After finishing on an eight-week low of 6,498 points yesterday, the FTSE 100 (FTSEINDICES: ^FTSE) has recovered 24 points to 6,522 by mid-morning. But it’s still almost certain to put in its fifth losing week in a row, having dropped 128 points since last Friday’s close. And although the index had been up around 15% on the year, it has now fallen back to a gain of only a bit over 10%.
But what helps compensate for these short-term ups and downs? Dividends! Here are three companies from the FTSE indices that have lifted their payments this week:
Sage
Business software maker Sage Group (LSE: SGE) released full-year results on Wednesday, and announced a 6% rise in its annual dividend to 11.32p per share.
Although statutory pre-tax profit fell 51% to£164.1m, the firm told us its underlying figure was pretty flat — actually a 1% rise. Earnings per share (EPS) again provided a statutory fall, this time of 79%, but there was an underlying rise of 12% to 22.27p.
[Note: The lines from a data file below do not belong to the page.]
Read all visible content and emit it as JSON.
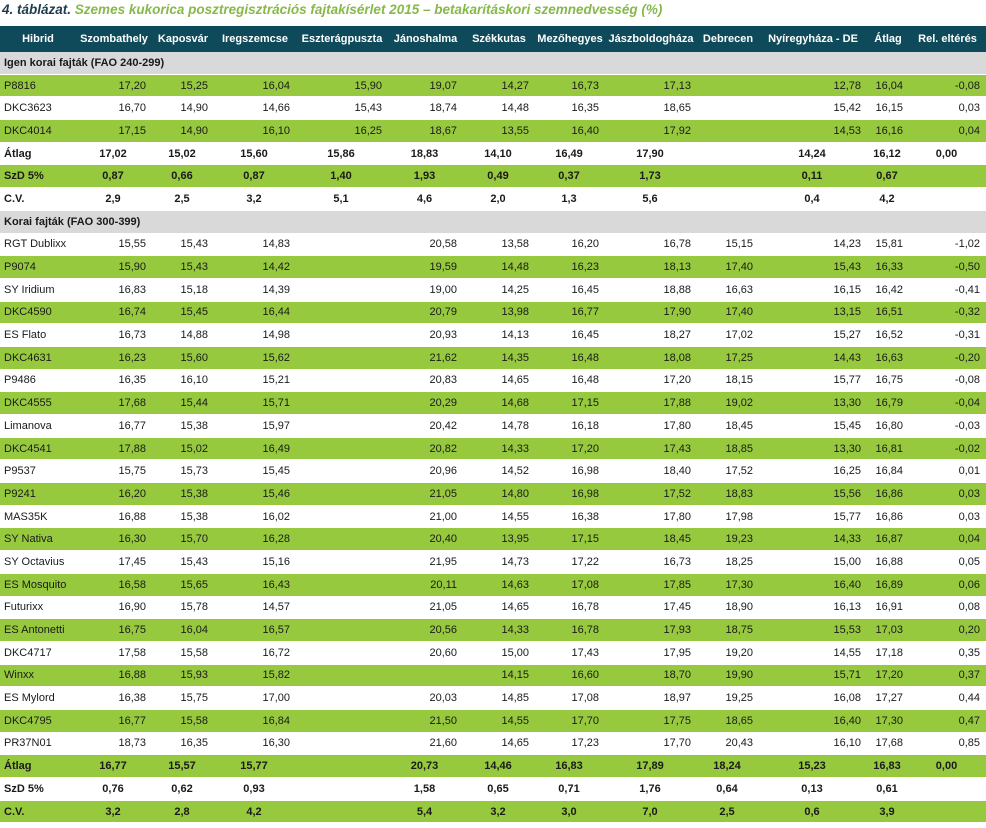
{
  "title_lead": "4. táblázat.",
  "title": "Szemes kukorica posztregisztrációs fajtakísérlet 2015 – betakarításkori szemnedvesség (%)",
  "table": {
    "header": [
      "Hibrid",
      "Szombathely",
      "Kaposvár",
      "Iregszemcse",
      "Eszterágpuszta",
      "Jánoshalma",
      "Székkutas",
      "Mezőhegyes",
      "Jászboldogháza",
      "Debrecen",
      "Nyíregyháza - DE",
      "Átlag",
      "Rel. eltérés"
    ],
    "sections": [
      {
        "title": "Igen korai fajták (FAO 240-299)",
        "rows": [
          [
            "P8816",
            "17,20",
            "15,25",
            "16,04",
            "15,90",
            "19,07",
            "14,27",
            "16,73",
            "17,13",
            null,
            "12,78",
            "16,04",
            "-0,08"
          ],
          [
            "DKC3623",
            "16,70",
            "14,90",
            "14,66",
            "15,43",
            "18,74",
            "14,48",
            "16,35",
            "18,65",
            null,
            "15,42",
            "16,15",
            "0,03"
          ],
          [
            "DKC4014",
            "17,15",
            "14,90",
            "16,10",
            "16,25",
            "18,67",
            "13,55",
            "16,40",
            "17,92",
            null,
            "14,53",
            "16,16",
            "0,04"
          ]
        ],
        "summary": [
          [
            "Átlag",
            "17,02",
            "15,02",
            "15,60",
            "15,86",
            "18,83",
            "14,10",
            "16,49",
            "17,90",
            null,
            "14,24",
            "16,12",
            "0,00"
          ],
          [
            "SzD 5%",
            "0,87",
            "0,66",
            "0,87",
            "1,40",
            "1,93",
            "0,49",
            "0,37",
            "1,73",
            null,
            "0,11",
            "0,67",
            null
          ],
          [
            "C.V.",
            "2,9",
            "2,5",
            "3,2",
            "5,1",
            "4,6",
            "2,0",
            "1,3",
            "5,6",
            null,
            "0,4",
            "4,2",
            null
          ]
        ]
      },
      {
        "title": "Korai fajták (FAO 300-399)",
        "rows": [
          [
            "RGT Dublixx",
            "15,55",
            "15,43",
            "14,83",
            null,
            "20,58",
            "13,58",
            "16,20",
            "16,78",
            "15,15",
            "14,23",
            "15,81",
            "-1,02"
          ],
          [
            "P9074",
            "15,90",
            "15,43",
            "14,42",
            null,
            "19,59",
            "14,48",
            "16,23",
            "18,13",
            "17,40",
            "15,43",
            "16,33",
            "-0,50"
          ],
          [
            "SY Iridium",
            "16,83",
            "15,18",
            "14,39",
            null,
            "19,00",
            "14,25",
            "16,45",
            "18,88",
            "16,63",
            "16,15",
            "16,42",
            "-0,41"
          ],
          [
            "DKC4590",
            "16,74",
            "15,45",
            "16,44",
            null,
            "20,79",
            "13,98",
            "16,77",
            "17,90",
            "17,40",
            "13,15",
            "16,51",
            "-0,32"
          ],
          [
            "ES Flato",
            "16,73",
            "14,88",
            "14,98",
            null,
            "20,93",
            "14,13",
            "16,45",
            "18,27",
            "17,02",
            "15,27",
            "16,52",
            "-0,31"
          ],
          [
            "DKC4631",
            "16,23",
            "15,60",
            "15,62",
            null,
            "21,62",
            "14,35",
            "16,48",
            "18,08",
            "17,25",
            "14,43",
            "16,63",
            "-0,20"
          ],
          [
            "P9486",
            "16,35",
            "16,10",
            "15,21",
            null,
            "20,83",
            "14,65",
            "16,48",
            "17,20",
            "18,15",
            "15,77",
            "16,75",
            "-0,08"
          ],
          [
            "DKC4555",
            "17,68",
            "15,44",
            "15,71",
            null,
            "20,29",
            "14,68",
            "17,15",
            "17,88",
            "19,02",
            "13,30",
            "16,79",
            "-0,04"
          ],
          [
            "Limanova",
            "16,77",
            "15,38",
            "15,97",
            null,
            "20,42",
            "14,78",
            "16,18",
            "17,80",
            "18,45",
            "15,45",
            "16,80",
            "-0,03"
          ],
          [
            "DKC4541",
            "17,88",
            "15,02",
            "16,49",
            null,
            "20,82",
            "14,33",
            "17,20",
            "17,43",
            "18,85",
            "13,30",
            "16,81",
            "-0,02"
          ],
          [
            "P9537",
            "15,75",
            "15,73",
            "15,45",
            null,
            "20,96",
            "14,52",
            "16,98",
            "18,40",
            "17,52",
            "16,25",
            "16,84",
            "0,01"
          ],
          [
            "P9241",
            "16,20",
            "15,38",
            "15,46",
            null,
            "21,05",
            "14,80",
            "16,98",
            "17,52",
            "18,83",
            "15,56",
            "16,86",
            "0,03"
          ],
          [
            "MAS35K",
            "16,88",
            "15,38",
            "16,02",
            null,
            "21,00",
            "14,55",
            "16,38",
            "17,80",
            "17,98",
            "15,77",
            "16,86",
            "0,03"
          ],
          [
            "SY Nativa",
            "16,30",
            "15,70",
            "16,28",
            null,
            "20,40",
            "13,95",
            "17,15",
            "18,45",
            "19,23",
            "14,33",
            "16,87",
            "0,04"
          ],
          [
            "SY Octavius",
            "17,45",
            "15,43",
            "15,16",
            null,
            "21,95",
            "14,73",
            "17,22",
            "16,73",
            "18,25",
            "15,00",
            "16,88",
            "0,05"
          ],
          [
            "ES Mosquito",
            "16,58",
            "15,65",
            "16,43",
            null,
            "20,11",
            "14,63",
            "17,08",
            "17,85",
            "17,30",
            "16,40",
            "16,89",
            "0,06"
          ],
          [
            "Futurixx",
            "16,90",
            "15,78",
            "14,57",
            null,
            "21,05",
            "14,65",
            "16,78",
            "17,45",
            "18,90",
            "16,13",
            "16,91",
            "0,08"
          ],
          [
            "ES Antonetti",
            "16,75",
            "16,04",
            "16,57",
            null,
            "20,56",
            "14,33",
            "16,78",
            "17,93",
            "18,75",
            "15,53",
            "17,03",
            "0,20"
          ],
          [
            "DKC4717",
            "17,58",
            "15,58",
            "16,72",
            null,
            "20,60",
            "15,00",
            "17,43",
            "17,95",
            "19,20",
            "14,55",
            "17,18",
            "0,35"
          ],
          [
            "Winxx",
            "16,88",
            "15,93",
            "15,82",
            null,
            null,
            "14,15",
            "16,60",
            "18,70",
            "19,90",
            "15,71",
            "17,20",
            "0,37"
          ],
          [
            "ES Mylord",
            "16,38",
            "15,75",
            "17,00",
            null,
            "20,03",
            "14,85",
            "17,08",
            "18,97",
            "19,25",
            "16,08",
            "17,27",
            "0,44"
          ],
          [
            "DKC4795",
            "16,77",
            "15,58",
            "16,84",
            null,
            "21,50",
            "14,55",
            "17,70",
            "17,75",
            "18,65",
            "16,40",
            "17,30",
            "0,47"
          ],
          [
            "PR37N01",
            "18,73",
            "16,35",
            "16,30",
            null,
            "21,60",
            "14,65",
            "17,23",
            "17,70",
            "20,43",
            "16,10",
            "17,68",
            "0,85"
          ]
        ],
        "summary": [
          [
            "Átlag",
            "16,77",
            "15,57",
            "15,77",
            null,
            "20,73",
            "14,46",
            "16,83",
            "17,89",
            "18,24",
            "15,23",
            "16,83",
            "0,00"
          ],
          [
            "SzD 5%",
            "0,76",
            "0,62",
            "0,93",
            null,
            "1,58",
            "0,65",
            "0,71",
            "1,76",
            "0,64",
            "0,13",
            "0,61",
            null
          ],
          [
            "C.V.",
            "3,2",
            "2,8",
            "4,2",
            null,
            "5,4",
            "3,2",
            "3,0",
            "7,0",
            "2,5",
            "0,6",
            "3,9",
            null
          ]
        ]
      }
    ]
  }
}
All this came from underlying revenue of £1,261m, up 4%.
The share price spiked on the day, up 26% to 373p, and is a fraction of a penny back from that today for a rise of more than 25% over the past 12 months.
DS Smith
For a bigger dividend rise, we only need to look to DS Smith (LSE: SMDS), as the recycled packaging supplier boosted its interim dividend by a very nice 28% this week to 3.2p per share, with results that have helped push the share price up more than 40% over the past 12 months to 310p.
A similar rise in the final dividend would give us a total of 10.2p per share for a yield of 3.3%, just ahead of the FTSE’s forecast average of 3.1%.
Results were strong across the board, with revenue up 25% to £2,081m, pre-tax profit up 52% to £85m and EPS up 30% to 11.2p per share.
Greene King
Brewer Greene King (LSE: GNK) is our third pick for today, after lifting its interim dividend 6.3% to 7.6p per share in line with a similar 6.3% rise adjusted EPS. Sales gained 5.2% to £566.2m.
The share price is up more than 35% over 12 months to 856p today, and a total annual dividend rise of 6.3% would see a yield of 3.3% on that price.
Analysts are currently predicting slightly more than that, from an expected 10% rise in full-year EPS to 61p.